“クセメン俳優”坂口涼太郎「コンプレックスが最高の宝物」おかっぱのきっかけ、脇役=主人公の信条語る

スポーツ報知
本紙のインタビューに答える坂口涼太郎 (カメラ・小泉 洋樹)

 俳優・坂口涼太郎(32)が、一度みたら忘れがたい個性的な顔立ちと、確かな演技力で存在感を放っている。

 キャリアの出発点は、ダンスだった。小学3年生で観劇したミュージカル「キャッツ」の劇中歌「メモリー」を聴き、「うわあっと涙があふれてきて、絶対あの舞台に立ちたいと思った」と衝撃を受けた。中学生になり、地元神戸で俳優・森山未來の両親が経営するダンススタジオに通い始めた。17歳で、森山主演のダンス公演にダンサーとして出演し、初舞台を踏んだ。

 同公演の共演者のすすめで俳優を志すも、最初の1年間はひとつもオーディションに受からなかった。転機となったのが、今や坂口のトレードマークとなった髪形だ。当時アルバイトしていた居酒屋が「耳にかかる髪形は禁止」だったために、現在のおかっぱヘアに。「そうしたら案外しっくりきて、オーディションもすごく受かるようになった」と俳優としての道が開けた。

 当初は、見た目にコンプレックスがあり「映像作品は、美しい人が出るものだと思っていた。僕が出ていいのかなと」と気後れもしたが、19歳で映画初出演し、本格的にデビューを果たした。映画「ちはやふる」シリーズ(16~18年)に“ヒョロくん”こと木梨浩役で出演。原作キャラクターそっくりのビジュアルで注目を集めた。

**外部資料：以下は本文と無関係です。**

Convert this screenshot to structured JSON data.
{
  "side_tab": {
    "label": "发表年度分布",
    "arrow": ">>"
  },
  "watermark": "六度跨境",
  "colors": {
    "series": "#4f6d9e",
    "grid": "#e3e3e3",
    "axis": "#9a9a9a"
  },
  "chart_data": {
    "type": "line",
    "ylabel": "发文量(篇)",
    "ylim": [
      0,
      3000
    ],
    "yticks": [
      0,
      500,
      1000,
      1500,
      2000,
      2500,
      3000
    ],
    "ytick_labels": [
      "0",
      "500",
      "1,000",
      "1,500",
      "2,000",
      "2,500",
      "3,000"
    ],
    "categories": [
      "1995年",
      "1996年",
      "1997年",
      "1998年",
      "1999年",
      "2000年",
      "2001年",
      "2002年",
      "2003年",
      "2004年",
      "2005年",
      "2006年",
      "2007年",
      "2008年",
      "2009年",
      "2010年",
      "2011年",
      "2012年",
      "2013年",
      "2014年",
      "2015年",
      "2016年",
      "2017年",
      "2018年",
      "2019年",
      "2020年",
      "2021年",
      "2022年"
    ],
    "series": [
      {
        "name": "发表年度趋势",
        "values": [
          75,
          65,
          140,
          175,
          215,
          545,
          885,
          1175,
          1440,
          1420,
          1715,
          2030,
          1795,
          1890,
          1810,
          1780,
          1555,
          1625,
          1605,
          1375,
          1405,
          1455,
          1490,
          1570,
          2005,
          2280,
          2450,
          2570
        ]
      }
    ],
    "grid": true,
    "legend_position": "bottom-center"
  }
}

 2020年に出演した花王「アタックZERO」のCMで、松坂桃李や賀来賢人らイケメンぞろいの中、強烈な個性を放ち“クセメン俳優”と呼ばれるように。「そう言っていただけるのがすごくうれしい。自分からしたらイマイチなところも他人から見たらスペシャルだったりもするんだなと思います。この見た目じゃなかったら、今の人生やはないと思いますし、今はコンプレックスや自分のクセが最高の宝物です」。

 現在は、フジテレビ系ドラマ「罠の戦争」で議員秘書役を好演中。数々の話題作で重宝される中、大事にしているのは「端役でも絶対に気を抜かないこと」だ。「僕は、生きている人は全員主人公だと思う。僕が演じる役をみて『あ、これ自分だ』と思ってくれる人のために演じたい。だから現場では、『いまきっと見られてないや』なんて絶対思いません。みてくれた人がなぐさめられたり、楽になれたりしたら最高ですね」

 10代で培ったダンススキルに加え、高い歌唱力や、最近では独自のファッションセンスでも注目を集めている。夢は「世界中の面白い人と、面白いことをすること。そのためには自分が面白い人でいなきゃ」。心躍る表現の場を求め、個性や感性を磨き続ける。(奥津 友希乃)

◆坂口涼太郎(さかぐち・りょうたろう)1990年8月15日、兵庫県出身。32歳。2010年に映画「書道ガールズ! わたしたちの甲子園」で本格デビュー。主な作品に、20年の連続テレビ小説「おちょやん」、22年連続ドラマ「テッパチ!」など。今年は映画「Sin Clock」など待機作多数。172センチ。血液型B。